Der russische Kinoregisseur Stanislaw Sergejewitsch Goworuchin

AP/RIA-Novosti/Mikhail Klimentyev

Stanislaw Goworuchin sieht das Obszöne auf dem Vormarsch

Damit kommt ein Prozess zu seinem vorläufigen Abschluss, den der Regisseur und Duma-Abgeordnete Stanislaw Goworuchin vor fast zwei Jahren anstieß. Laut Goworuchin und seinen Mitstreitern sind gesetzliche Maßnahmen nötig, um die russische Kultur und Gesellschaft vor dem Mat zu beschützen - die russische Vulgärsprache, deren Kern nur vier allesamt unterhalb der Gürtellinie angesiedelte Wörter bilden: Männliches (hui) und weibliches (pisda) Geschlechtsorgan, Prostituierte (bljad) und Geschlechtsverkehr (jebot).

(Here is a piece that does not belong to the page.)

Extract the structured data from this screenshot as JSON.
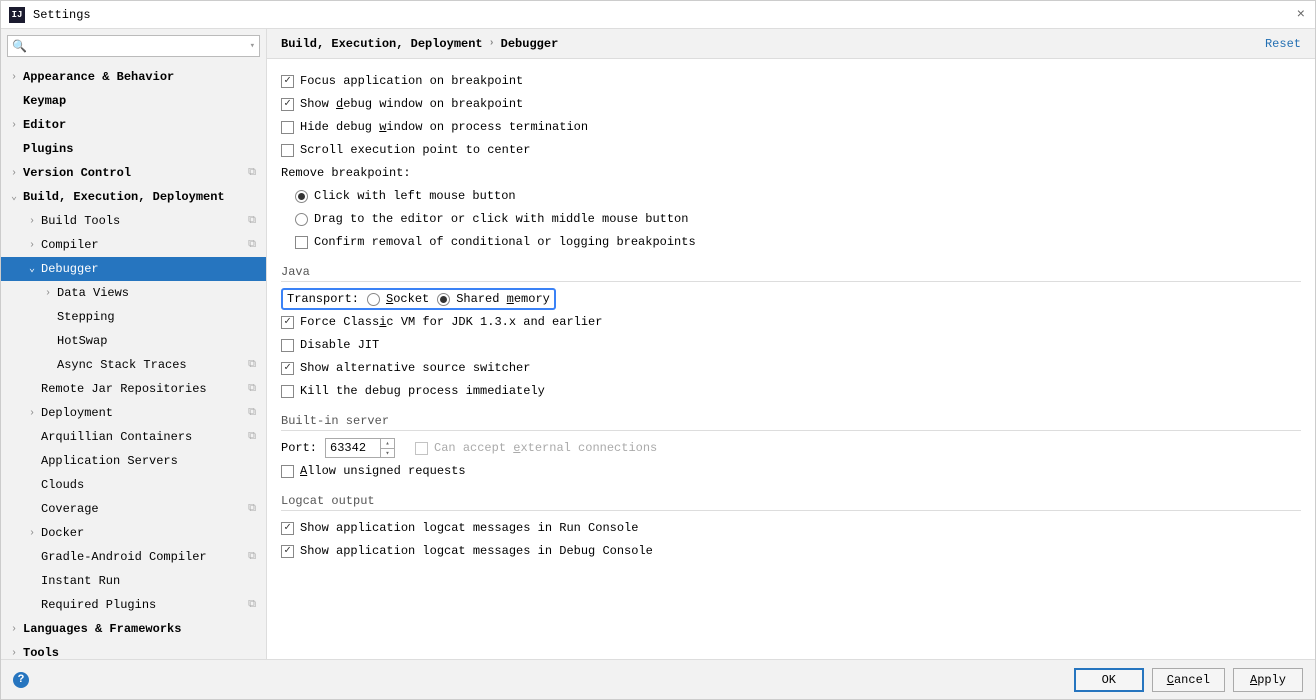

Letzteres ist auch Teil des Mutterfluchs, jener Beleidigung die den Adressaten und seine Mutter gleichermaßen vor den Kopf stößt. Ihr verdankt die russische Vulgärsprache auch ihren Namen.

Aus dem Tabu heraus gewachsen

Natürlich hat Russland auf Schimpförter kein Monopol, und gerade in den anderen slawischen Sprachen finden sich ähnliche oder sogar idente Vulgärausdrücke wie im Russischen. Was den Mat allerdings so besonders macht, ist seine Entwicklung völlig abseits der offiziellen Sprache. In kaum einem anderen Land geht die Schere zwischen Umgangs- und Hochsprache weiter auseinander als in Russland.

Bereits Katharina die Große ließ per Gesetz obszöne Ausdrücke verbieten. Und in der Sowjetunion - mit ihrem ausgeprägten Zensurapparat - war der Mat in der Literatur schlichtweg nicht vorhanden. Umso stärker florierte er aber in den gesellschaftlichen Randschichten - bei den einfachen Arbeitern, im Gulag oder im Rotlichtmilieu. An jenen Orten, von der Hochsprache abgegrenzt, erlangte der Mat eine beeindruckende Formenvielfalt.

Als literarisches Stilmittel entdeckt

Mit dem Zusammenbruch der Sowjetunion wurde nicht nur das politische Gefüge Russlands auf den Kopf gestellt - ebenso stand die Gesellschaft vor der Aufgabe sich neu zu (er)finden. Die neu gewonnene Freiheit bemächtigte sich wenig überraschend auch der Literatur. Eine junge Generation an Autoren begann schnell, die Sprache der Straße als authentisches Stilmittel zu entdecken - Tabubrüche inklusive.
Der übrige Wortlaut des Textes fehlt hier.